O atirador também citou o delegado Rivaldo Barbosa como um dos autores intelectuais do crime. Também preso, Barbosa foi apontado como "peça-chave" na consumação dos homicídios de Marielle e Anderson Gomes. Segundo Lessa, o delegado teria cuidado para que os suspeitos não fossem incomodados pelo inquérito aberto para investigar o crime.
Delegado assumiu chefia da Polícia Civil do Rio um dia antes do assassinato de Marielle. O relatório da PF apontou que Rivaldo teria recebido R$ 400 mil para atrapalhar as investigações do caso.
Os irmãos Domingos e Chiquinho Brazão teriam avisado Barbosa sobre o plano de mandar matar Marielle. Segundo a denúncia da PGR, o delegado usou seu cargo de chefe de Polícia Civil "para oferecer a garantia necessária aos autores intelectuais do crime de que todos permaneceriam impunes".
Marcelo Freixo chegou a ser cogitado como alvo
Na delação, Lessa afirmou que Marielle não teria sido a primeira escolha dos irmãos Brazão, e sim o ex-deputado Marcelo Freixo, atual presidente da Embratur. O ex-PM contou que conseguiu mudar a ideia dos irmãos. Eles descartaram o assassinato de Freixo porque ele "gozava de grande projeção política". "Eliminá-lo poderia gerar grande repercussão", disse Lessa.

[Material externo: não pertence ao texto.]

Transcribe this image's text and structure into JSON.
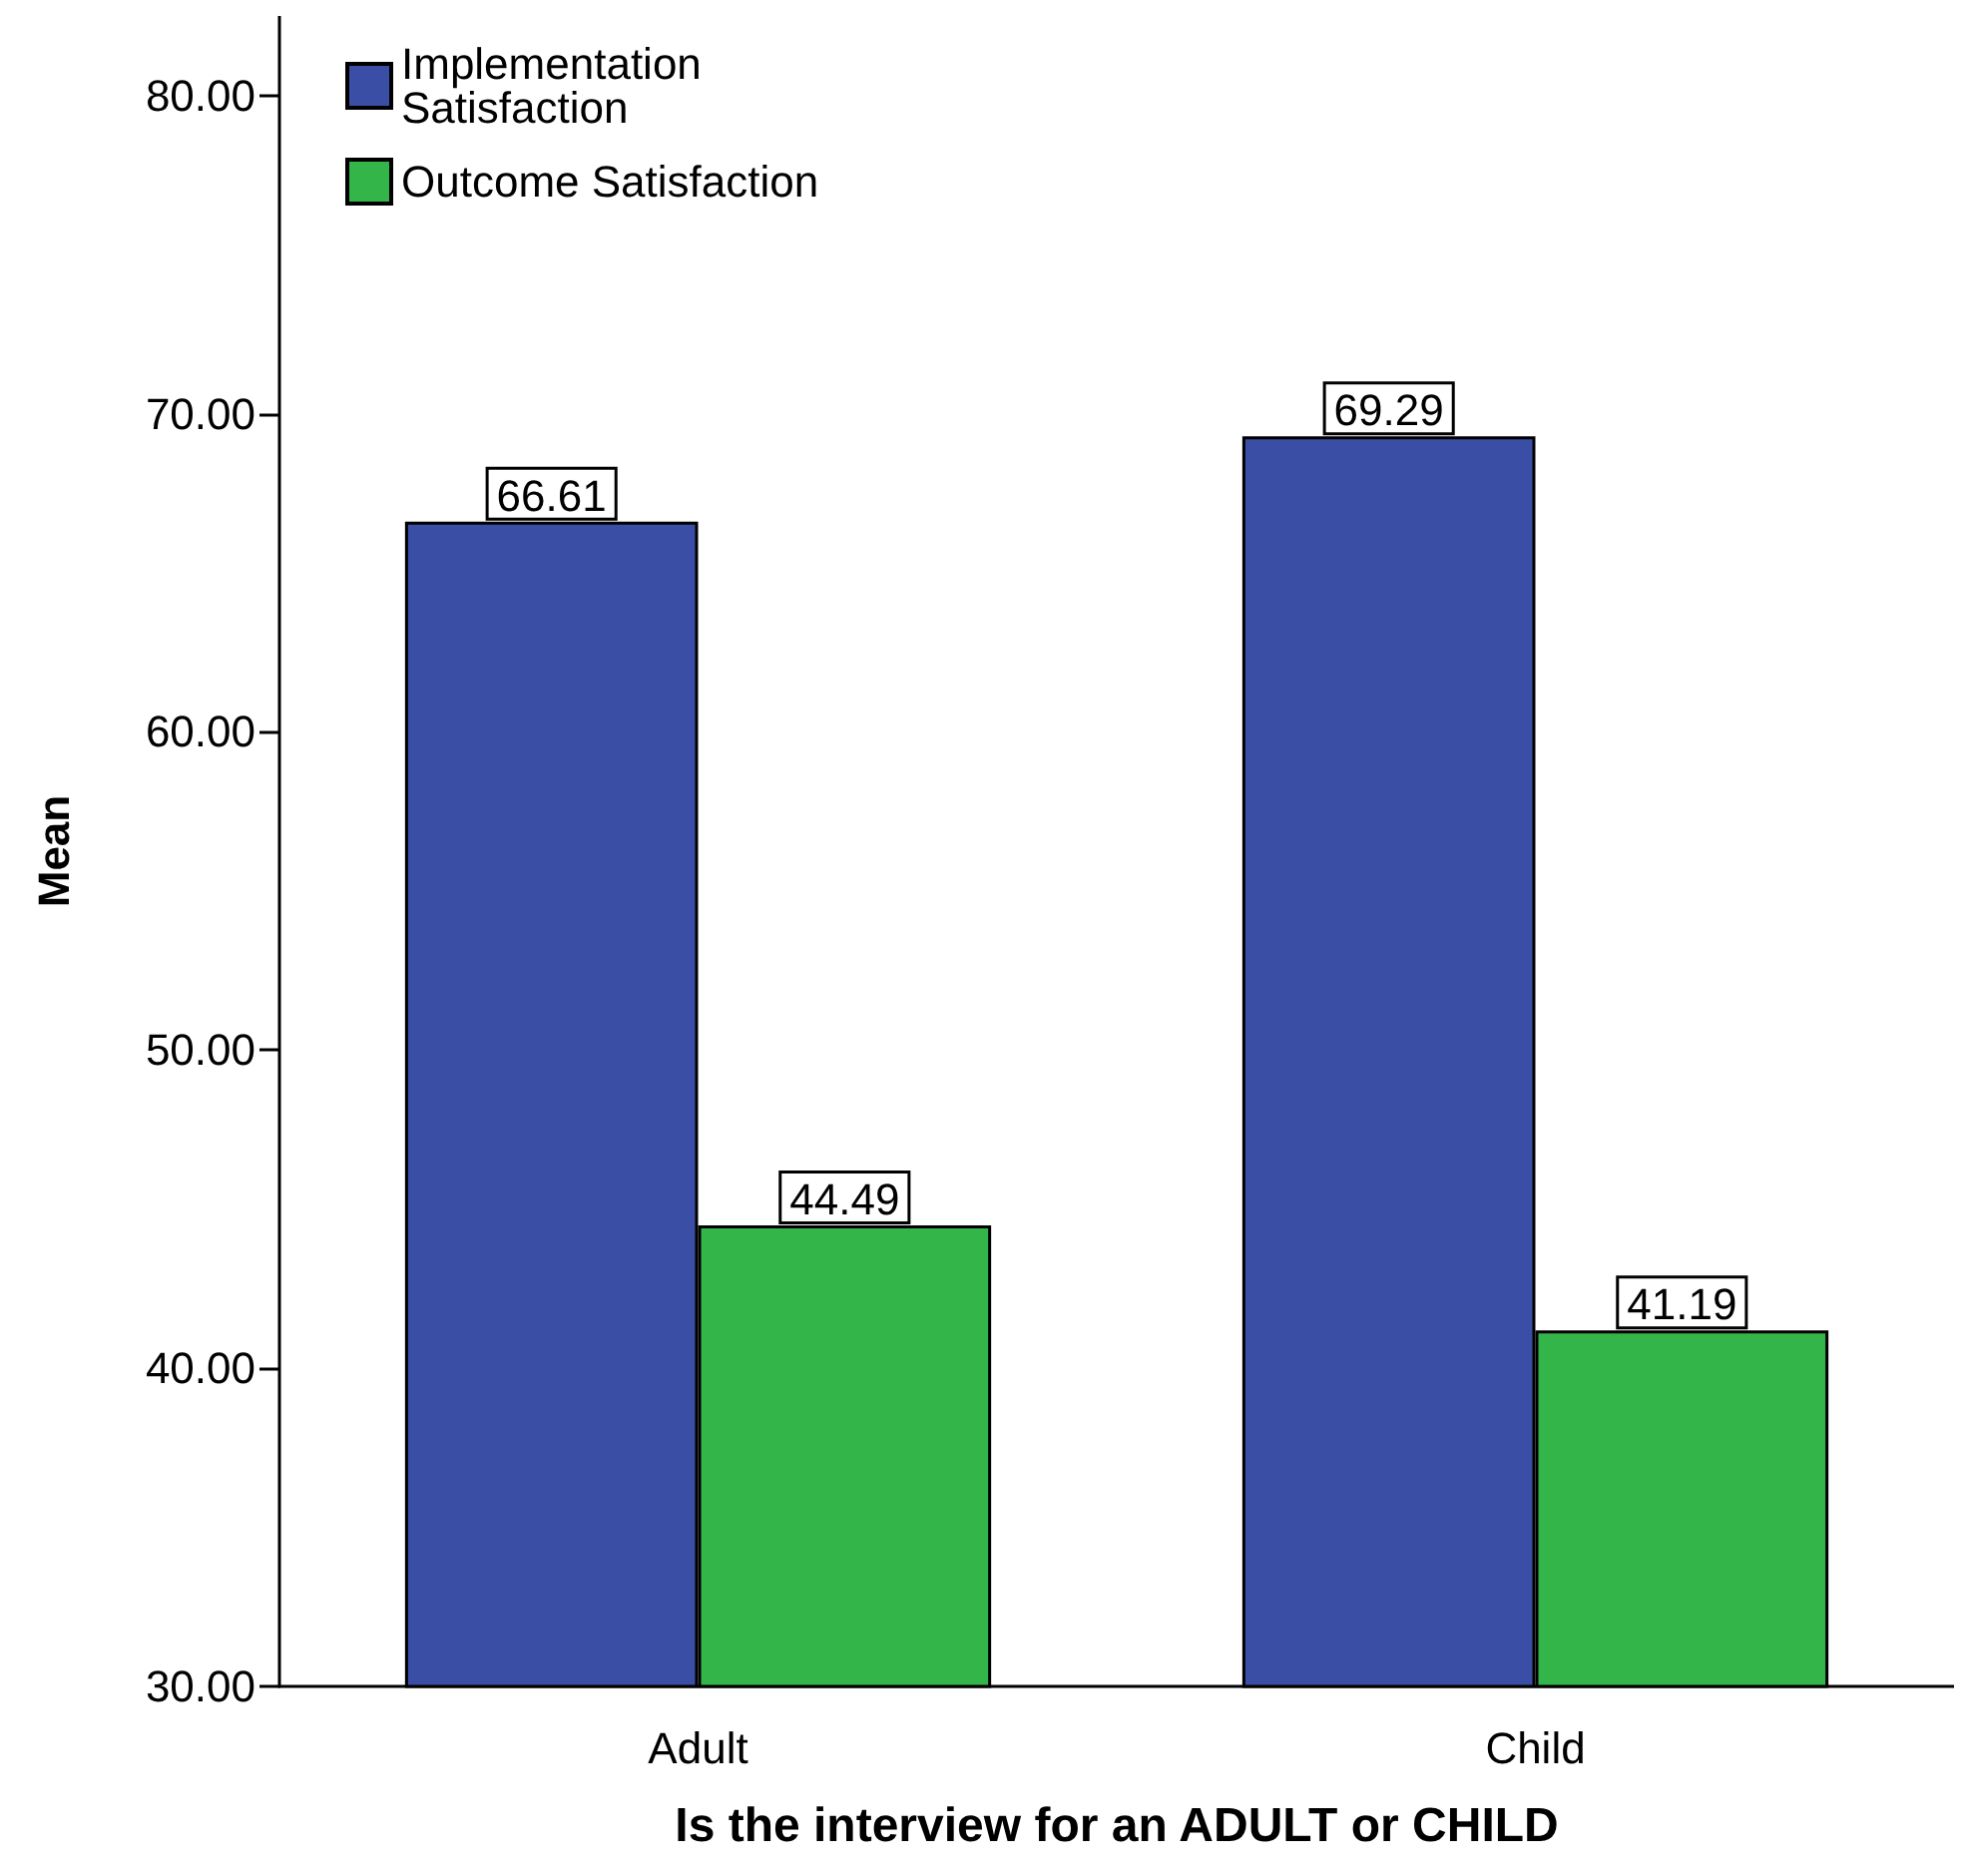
{
  "chart_data": {
    "type": "bar",
    "xlabel": "Is the interview for an ADULT or CHILD",
    "ylabel": "Mean",
    "categories": [
      "Adult",
      "Child"
    ],
    "series": [
      {
        "name": "Implementation Satisfaction",
        "color": "#3b4ea5",
        "values": [
          66.61,
          69.29
        ]
      },
      {
        "name": "Outcome Satisfaction",
        "color": "#33b54a",
        "values": [
          44.49,
          41.19
        ]
      }
    ],
    "ylim": [
      30,
      82.5
    ],
    "yticks": [
      {
        "value": 30,
        "label": "30.00"
      },
      {
        "value": 40,
        "label": "40.00"
      },
      {
        "value": 50,
        "label": "50.00"
      },
      {
        "value": 60,
        "label": "60.00"
      },
      {
        "value": 70,
        "label": "70.00"
      },
      {
        "value": 80,
        "label": "80.00"
      }
    ],
    "data_labels": true,
    "legend": "top left",
    "grid": false
  }
}
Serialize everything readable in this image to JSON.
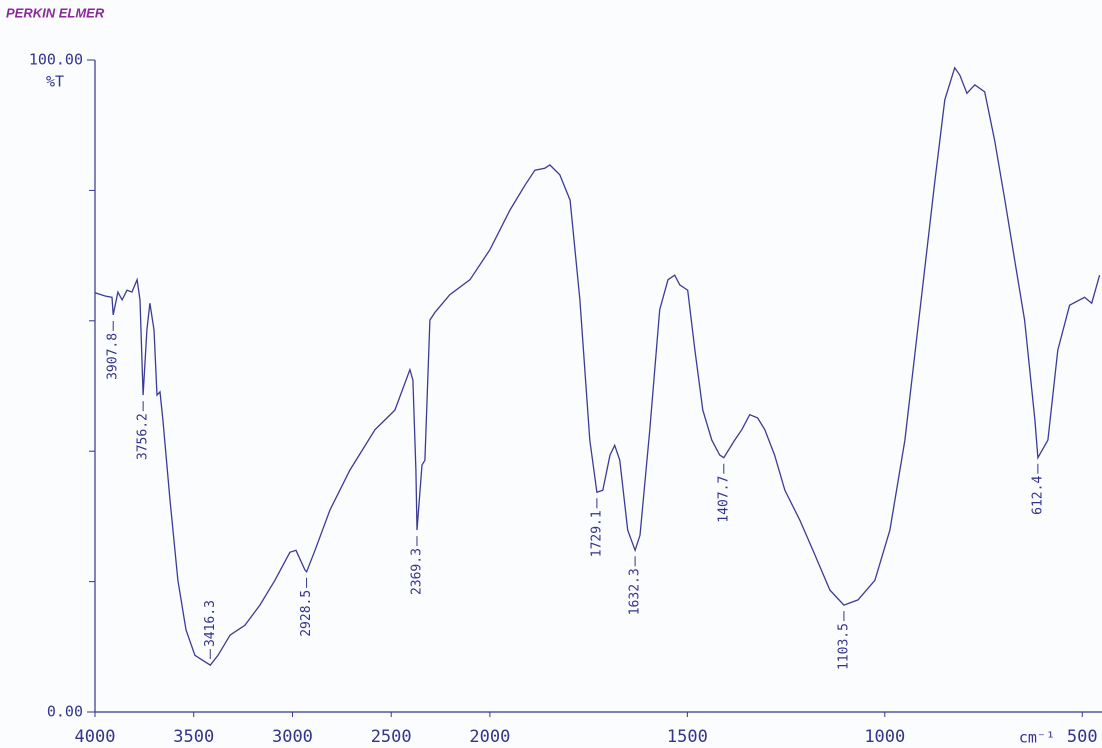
{
  "brand": "PERKIN ELMER",
  "chart_data": {
    "type": "line",
    "color": "#3b3b95",
    "y_label": "%T",
    "x_label": "cm⁻¹",
    "xlim": [
      4000,
      450
    ],
    "x_scale_break": 2000,
    "x_scale_factor": 2,
    "xticks": [
      4000,
      3500,
      3000,
      2500,
      2000,
      1500,
      1000,
      500
    ],
    "ylim": [
      0,
      100
    ],
    "yticks": [
      {
        "value": 0,
        "label": "0.00"
      },
      {
        "value": 100,
        "label": "100.00"
      }
    ],
    "yminor_ticks": [
      20,
      40,
      60,
      80
    ],
    "x": [
      4000,
      3949,
      3914,
      3907.8,
      3884,
      3863,
      3838,
      3813,
      3787,
      3772,
      3756.2,
      3737,
      3722,
      3701,
      3686,
      3671,
      3656,
      3620,
      3580,
      3539,
      3494,
      3443,
      3416.3,
      3377,
      3316,
      3241,
      3165,
      3089,
      3013,
      2982,
      2937,
      2928.5,
      2886,
      2810,
      2709,
      2582,
      2481,
      2405,
      2390,
      2375,
      2369.3,
      2344,
      2329,
      2304,
      2278,
      2203,
      2101,
      2000,
      1949,
      1911,
      1886,
      1861,
      1848,
      1823,
      1797,
      1772,
      1747,
      1729.1,
      1714,
      1696,
      1684,
      1671,
      1651,
      1632.3,
      1620,
      1595,
      1570,
      1549,
      1532,
      1519,
      1499,
      1481,
      1461,
      1438,
      1418,
      1407.7,
      1380,
      1362,
      1342,
      1322,
      1304,
      1279,
      1253,
      1215,
      1177,
      1139,
      1103.5,
      1068,
      1025,
      987,
      949,
      911,
      873,
      848,
      823,
      810,
      792,
      772,
      747,
      722,
      696,
      671,
      646,
      620,
      612.4,
      587,
      562,
      532,
      494,
      476,
      456
    ],
    "series": [
      {
        "values": [
          64.3,
          63.8,
          63.6,
          60.9,
          64.4,
          63.2,
          64.7,
          64.4,
          66.3,
          63.2,
          48.6,
          58.6,
          62.7,
          58.6,
          48.6,
          49.1,
          44.8,
          32.5,
          20.2,
          12.6,
          8.7,
          7.7,
          7.2,
          8.7,
          11.8,
          13.3,
          16.4,
          20.2,
          24.5,
          24.8,
          21.8,
          21.5,
          24.8,
          31.0,
          37.1,
          43.3,
          46.3,
          52.5,
          50.9,
          37.1,
          27.9,
          37.9,
          38.6,
          60.1,
          61.3,
          64.0,
          66.3,
          70.9,
          77.0,
          80.8,
          83.1,
          83.4,
          83.9,
          82.4,
          78.5,
          63.2,
          41.7,
          33.7,
          34.0,
          39.4,
          40.9,
          38.6,
          27.9,
          24.8,
          27.1,
          43.3,
          61.7,
          66.3,
          67.0,
          65.5,
          64.7,
          55.5,
          46.3,
          41.7,
          39.4,
          39.0,
          41.7,
          43.3,
          45.6,
          45.1,
          43.3,
          39.4,
          34.0,
          29.4,
          24.1,
          18.7,
          16.4,
          17.2,
          20.2,
          27.9,
          41.7,
          61.7,
          81.6,
          93.9,
          98.8,
          97.7,
          94.9,
          96.2,
          95.1,
          87.7,
          78.5,
          69.3,
          60.1,
          44.8,
          39.0,
          41.7,
          55.5,
          62.4,
          63.6,
          62.7,
          67.0
        ]
      }
    ],
    "peaks": [
      {
        "x": 3907.8,
        "y": 60.9
      },
      {
        "x": 3756.2,
        "y": 48.6
      },
      {
        "x": 3416.3,
        "y": 7.2
      },
      {
        "x": 2928.5,
        "y": 21.5
      },
      {
        "x": 2369.3,
        "y": 27.9
      },
      {
        "x": 1729.1,
        "y": 33.7
      },
      {
        "x": 1632.3,
        "y": 24.8
      },
      {
        "x": 1407.7,
        "y": 39.0
      },
      {
        "x": 1103.5,
        "y": 16.4
      },
      {
        "x": 612.4,
        "y": 39.0
      }
    ]
  }
}
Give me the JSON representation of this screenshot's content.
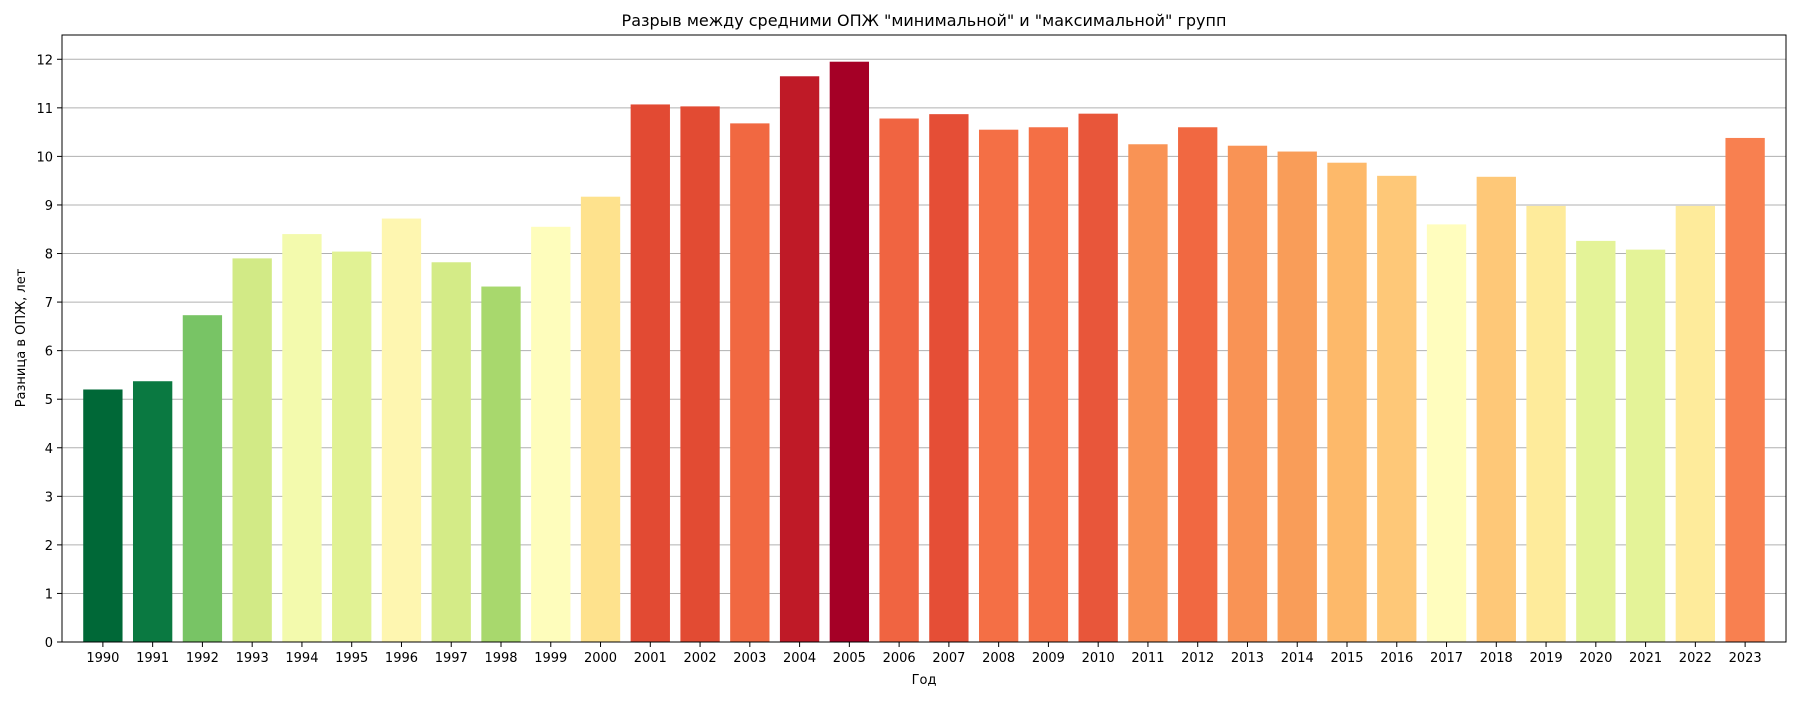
{
  "chart_data": {
    "type": "bar",
    "title": "Разрыв между средними ОПЖ \"минимальной\" и \"максимальной\" групп",
    "xlabel": "Год",
    "ylabel": "Разница в ОПЖ, лет",
    "ylim": [
      0,
      12.5
    ],
    "yticks": [
      0,
      1,
      2,
      3,
      4,
      5,
      6,
      7,
      8,
      9,
      10,
      11,
      12
    ],
    "grid": "horizontal",
    "categories": [
      "1990",
      "1991",
      "1992",
      "1993",
      "1994",
      "1995",
      "1996",
      "1997",
      "1998",
      "1999",
      "2000",
      "2001",
      "2002",
      "2003",
      "2004",
      "2005",
      "2006",
      "2007",
      "2008",
      "2009",
      "2010",
      "2011",
      "2012",
      "2013",
      "2014",
      "2015",
      "2016",
      "2017",
      "2018",
      "2019",
      "2020",
      "2021",
      "2022",
      "2023"
    ],
    "values": [
      5.2,
      5.37,
      6.73,
      7.9,
      8.4,
      8.04,
      8.72,
      7.82,
      7.32,
      8.55,
      9.17,
      11.07,
      11.03,
      10.68,
      11.65,
      11.95,
      10.78,
      10.87,
      10.55,
      10.6,
      10.88,
      10.25,
      10.6,
      10.22,
      10.1,
      9.87,
      9.6,
      8.6,
      9.58,
      8.98,
      8.26,
      8.08,
      8.98,
      10.38
    ],
    "colors": [
      "#006837",
      "#0a7941",
      "#78c465",
      "#d2ea86",
      "#f3faad",
      "#e1f294",
      "#fef6b0",
      "#d4eb87",
      "#a8d86d",
      "#fefdbc",
      "#fee28d",
      "#e24a33",
      "#e24b33",
      "#f16841",
      "#bf1a27",
      "#a50026",
      "#f06441",
      "#e54e36",
      "#f46f45",
      "#f46f45",
      "#e8563a",
      "#f99355",
      "#f16841",
      "#f99355",
      "#f99d59",
      "#fdb96a",
      "#fec878",
      "#fffdbe",
      "#fec878",
      "#feeb9b",
      "#e4f398",
      "#e4f398",
      "#feeb9b",
      "#f88050"
    ]
  }
}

A PF conseguiu comprovar que Lessa fez pesquisas online sobre políticos ligados ao PSOL, incluindo Freixo. Atualmente no PT, Freixo era à época uma das lideranças do PSOL.
A denúncia oferecida contra os irmãos insere o crime em um contexto de embates políticos com o PSOL. O histórico de embates com o partido é antigo, narra a denúncia. Em 2008, no relatório final da CPI das Milícias, presidida por Freixo no Legislativo fluminense, os irmãos Brazão foram apontados como beneficiários do "curral eleitoral" formado por pressão da milícia de Oswaldo Cruz (zona norte).
O que dizem as defesas
Os Brazão negam autoria do crime. Domingos Brazão e seu irmão, o deputado federal Chiquinho Brazão, que também está preso, negam participação nos assassinatos.
Os advogados de Domingos Brazão disseram ao Fantástico que não existem elementos que sustentem a versão de Lessa. Argumentaram ainda que não há provas da narrativa apresentada.
A defesa de Chiquinho afirmou que a delação de Lessa "é uma desesperada criação mental na busca por benefícios, e que são muitas as contradições, fragilidades e inverdades".
Rivaldo Barbosa também nega envolvimento no crime. Ele foi preso por suspeita de colaborar com os mandantes dos assassinatos da vereadora Marielle Franco.
A defesa do delegado destacou que ele nunca teve contato com os irmãos Brazão. Disse ainda que não há registro de recebimento de valores provenientes de atos ilícitos. Os advogados também criticaram a atuação da PF ao pontuar que o relatório da investigação se baseia só nas palavras de Ronnie Lessa.
Defesa diz que Rivaldo não oferece risco à ordem pública. Ao UOL, o advogado Marcelo Ferreira disse que o delegado deveria ter o direito de responder ao processo em liberdade e que ele não tem a intenção de se esquivar da lei.